John, I like your comparison of short term investing to the adversarial side of law practice. Zero sum indeed, at least in civil litigation.

On the criminal side, where I worked for 40 years, an ethical prosecutor who took seriously the obligation to do justice rather than just beat the other side meant an occasional “win win” was possible.

Last edited 1 month ago by Andrew Forsythe
John Goodell
John Goodell
1 month ago

I had mentioned criminal law in the draft and asked JC to take it out because I wasn’t sure if my experience was the same as everyone else’s (whereas, labor law and family law seem to have wide recognition as being extremely adversarial in more than just legal analysis). When I prosecuted in the military, I felt I always tried to meet halfway remembering that often there are two (or more) lives impacted including the accused and the government holds a tremendous amount of power and should therefore give the defense every piece of information and not oppose reasonable extensions letting judge/jury decide the case on the merits, but my impression was that I was not in the majority.

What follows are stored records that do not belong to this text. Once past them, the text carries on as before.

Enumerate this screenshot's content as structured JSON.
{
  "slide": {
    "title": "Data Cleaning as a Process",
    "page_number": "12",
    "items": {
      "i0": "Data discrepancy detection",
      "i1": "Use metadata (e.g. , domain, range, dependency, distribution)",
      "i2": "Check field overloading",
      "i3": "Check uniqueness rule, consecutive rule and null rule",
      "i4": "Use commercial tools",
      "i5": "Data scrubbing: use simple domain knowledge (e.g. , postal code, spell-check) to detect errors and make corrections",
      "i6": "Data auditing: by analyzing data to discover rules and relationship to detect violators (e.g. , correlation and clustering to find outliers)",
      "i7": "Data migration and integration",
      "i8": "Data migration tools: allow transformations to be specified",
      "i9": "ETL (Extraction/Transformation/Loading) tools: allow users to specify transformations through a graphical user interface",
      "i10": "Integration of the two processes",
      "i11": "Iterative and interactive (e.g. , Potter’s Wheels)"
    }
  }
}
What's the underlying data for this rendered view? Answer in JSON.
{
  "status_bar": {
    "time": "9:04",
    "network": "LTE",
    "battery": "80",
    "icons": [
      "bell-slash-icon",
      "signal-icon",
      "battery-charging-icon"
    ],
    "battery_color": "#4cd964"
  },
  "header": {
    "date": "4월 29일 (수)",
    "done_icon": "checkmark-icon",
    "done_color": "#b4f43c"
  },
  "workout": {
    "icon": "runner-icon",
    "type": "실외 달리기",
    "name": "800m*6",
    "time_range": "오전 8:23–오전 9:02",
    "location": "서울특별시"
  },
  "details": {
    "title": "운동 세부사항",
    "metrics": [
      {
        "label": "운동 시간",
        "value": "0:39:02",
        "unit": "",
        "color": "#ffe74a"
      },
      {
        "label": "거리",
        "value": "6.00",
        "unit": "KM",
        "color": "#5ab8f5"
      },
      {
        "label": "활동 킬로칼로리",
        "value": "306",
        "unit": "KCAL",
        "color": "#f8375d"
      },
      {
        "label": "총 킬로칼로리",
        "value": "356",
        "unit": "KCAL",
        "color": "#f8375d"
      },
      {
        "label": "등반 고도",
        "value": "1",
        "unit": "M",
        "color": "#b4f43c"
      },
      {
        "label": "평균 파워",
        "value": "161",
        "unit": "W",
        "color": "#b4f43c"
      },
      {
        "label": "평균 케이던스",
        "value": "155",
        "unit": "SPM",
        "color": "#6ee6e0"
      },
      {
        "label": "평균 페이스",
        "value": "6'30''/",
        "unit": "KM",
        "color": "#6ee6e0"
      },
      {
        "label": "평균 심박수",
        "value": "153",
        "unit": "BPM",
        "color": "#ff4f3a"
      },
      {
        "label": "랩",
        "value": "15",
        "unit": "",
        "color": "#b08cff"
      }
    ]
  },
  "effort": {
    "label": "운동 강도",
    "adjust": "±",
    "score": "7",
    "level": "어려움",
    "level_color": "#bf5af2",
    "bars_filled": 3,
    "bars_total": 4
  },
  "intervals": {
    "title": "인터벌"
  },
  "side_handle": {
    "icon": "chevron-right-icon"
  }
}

Last edited 1 month ago by John Goodell
parkslope
parkslope
1 month ago

While I am an adherent of long-term investing in index funds, I’m not sure that short-term investing is best thought of as a zero-sum game. If it was then the average short-term investor would do just as well during bear markets as he or she does during bull markets.

Steve Spinella
Steve Spinella
1 month ago
Reply to  parkslope

Certainly there is the possibility that short term investors are overall invested more than they aren’t, but traditionally short-term investing is opening and closing positions with a hope to benefit at other’s expense, taking one side of each trade hoping it’s the side that wins. These strategies are crafted to benefit from market movements in whichever direction it is moving. Some day traders even open their positions after the market opens and close them out before it closes. Strategies in between this and “buy and hold” could certainly be viewed as a combination of both.